Bottlerocket enables automatic security updates and reduces exposure to security attacks by including only the essential software to host containers. Bottlerocket uses containers control groups (cgroups) and kernel namespaces for isolation between containers. It also comes with Security-Enhanced Linux (SELinux) in enforcing mode and seccomp. eBPF in the kernel reduces the need for kernel modules for many low-level system operations by providing a low-overhead tracing framework for tracing I/O, file-system operations, CPU usage, intrusion detection, and troubleshooting. Bottlerocket uses with device-mapper-verity (dm-verity), a Linux kernel feature which provides integrity checking to help prevent rootkits that can hold onto root privileges.
Open source and trademarks
What is the Open Source License for Bottlerocket?
Bottlerocket code is licensed under Apache 2.0 OR MIT. Amazon wrote its Bottlerocket in Rust, so we’ve chosen a license that fits into that community easily. Underlying third party code, like the Linux kernel, remains subject to its original license.
How can I view and contribute source code changes to Bottlerocket?
Bottlerocket is released as an open source project hosted on GitHub. Design documents, code, build tools, tests, and documentation will be hosted on GitHub. We will use the GitHub’s bug and feature tracking systems for project management. You can view and contribute to Bottlerocket source code using standard GitHub workflows.

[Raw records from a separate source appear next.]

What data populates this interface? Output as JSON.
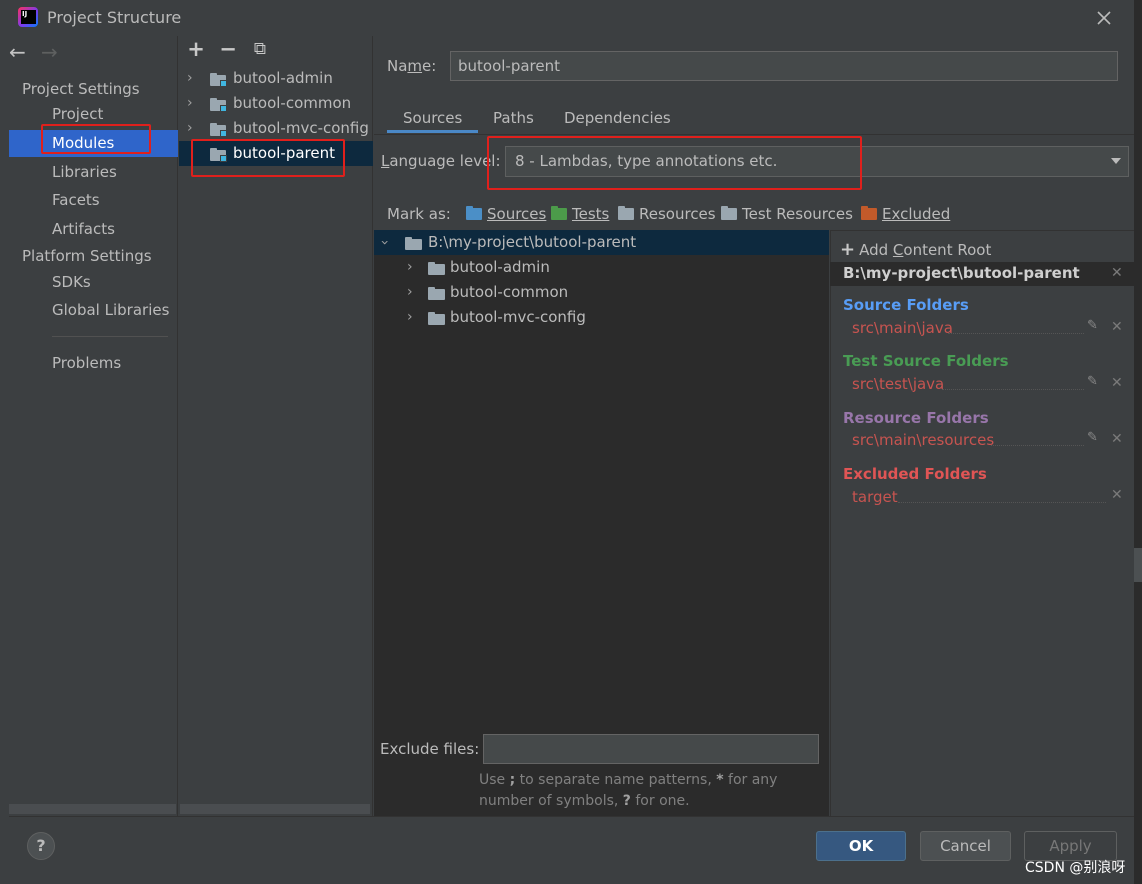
{
  "window": {
    "title": "Project Structure",
    "close_label": "×"
  },
  "nav": {
    "back_label": "←",
    "forward_label": "→",
    "project_settings_header": "Project Settings",
    "items_project": [
      "Project",
      "Modules",
      "Libraries",
      "Facets",
      "Artifacts"
    ],
    "platform_settings_header": "Platform Settings",
    "items_platform": [
      "SDKs",
      "Global Libraries"
    ],
    "problems_label": "Problems",
    "selected": "Modules"
  },
  "modules": {
    "toolbar": {
      "add_label": "+",
      "remove_label": "−",
      "copy_label": "⧉"
    },
    "items": [
      {
        "name": "butool-admin",
        "expandable": true
      },
      {
        "name": "butool-common",
        "expandable": true
      },
      {
        "name": "butool-mvc-config",
        "expandable": true
      },
      {
        "name": "butool-parent",
        "expandable": false
      }
    ],
    "selected": "butool-parent"
  },
  "main": {
    "name_label": "Name:",
    "name_value": "butool-parent",
    "tabs": [
      "Sources",
      "Paths",
      "Dependencies"
    ],
    "active_tab": "Sources",
    "language_level_label": "Language level:",
    "language_level_value": "8 - Lambdas, type annotations etc.",
    "mark_as_label": "Mark as:",
    "mark_as": [
      {
        "label": "Sources",
        "color": "#4b8fc7"
      },
      {
        "label": "Tests",
        "color": "#4c9b4a"
      },
      {
        "label": "Resources",
        "color": "#9aa7b0"
      },
      {
        "label": "Test Resources",
        "color": "#9aa7b0"
      },
      {
        "label": "Excluded",
        "color": "#c25a2a"
      }
    ],
    "tree": {
      "root": "B:\\my-project\\butool-parent",
      "children": [
        "butool-admin",
        "butool-common",
        "butool-mvc-config"
      ]
    },
    "exclude_files_label": "Exclude files:",
    "exclude_files_value": "",
    "hint_line1_a": "Use ",
    "hint_line1_b": ";",
    "hint_line1_c": " to separate name patterns, ",
    "hint_line1_d": "*",
    "hint_line1_e": " for any",
    "hint_line2_a": "number of symbols, ",
    "hint_line2_b": "?",
    "hint_line2_c": " for one."
  },
  "content_root": {
    "add_label": "Add Content Root",
    "path": "B:\\my-project\\butool-parent",
    "groups": [
      {
        "title": "Source Folders",
        "color": "#589df6",
        "path": "src\\main\\java",
        "editable": true
      },
      {
        "title": "Test Source Folders",
        "color": "#499c54",
        "path": "src\\test\\java",
        "editable": true
      },
      {
        "title": "Resource Folders",
        "color": "#9876aa",
        "path": "src\\main\\resources",
        "editable": true
      },
      {
        "title": "Excluded Folders",
        "color": "#e05555",
        "path": "target",
        "editable": false
      }
    ]
  },
  "buttons": {
    "help_label": "?",
    "ok_label": "OK",
    "cancel_label": "Cancel",
    "apply_label": "Apply"
  },
  "watermark": "CSDN @别浪呀"
}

How can I produce custom builds of Bottlerocket that include my own changes?
You can fork the GitHub repository, make your changes and follow our building guide.
Can I create and redistribute my own builds of Bottlerocket?
Yes. If you build Bottlerocket from unmodified source and redistribute the results, you may use “Bottlerocket” only if it is clear in both the name of your distribution and the content associated with it that your distribution is your build of Amazon’s Bottlerocket and not the official build, and you must identify the commit from which it is built, including the commit date.
How can I use the Bottlerocket Trademarks to refer to my own version of Amazon’s Bottlerocket that I’ve adapted for a different container orchestrator?
If you modify Amazon’s Bottlerocket to work with a different container orchestrator, you may use “Bottlerocket Remix” to refer to your version in accordance with the policy guidelines. If you have the rights to use the trademarks of that container orchestrator in this manner, you may append the name of that container orchestrator to “Bottlerocket Remix”.
What OS changes do I need to make to a modified version of Bottlerocket to comply with this policy?
You must modify the os-release file to either use your “Bottlerocket Remix” name or to remove the Bottlerocket Trademarks. This can be done by modifying both packages/release/release.spec and tools/rpm2img. Names of the system root (/x86_64-bottlerocket-linux-gnu/sys-root), partition labels, directory paths, and service file descriptions do not need to be changed to comply with this policy.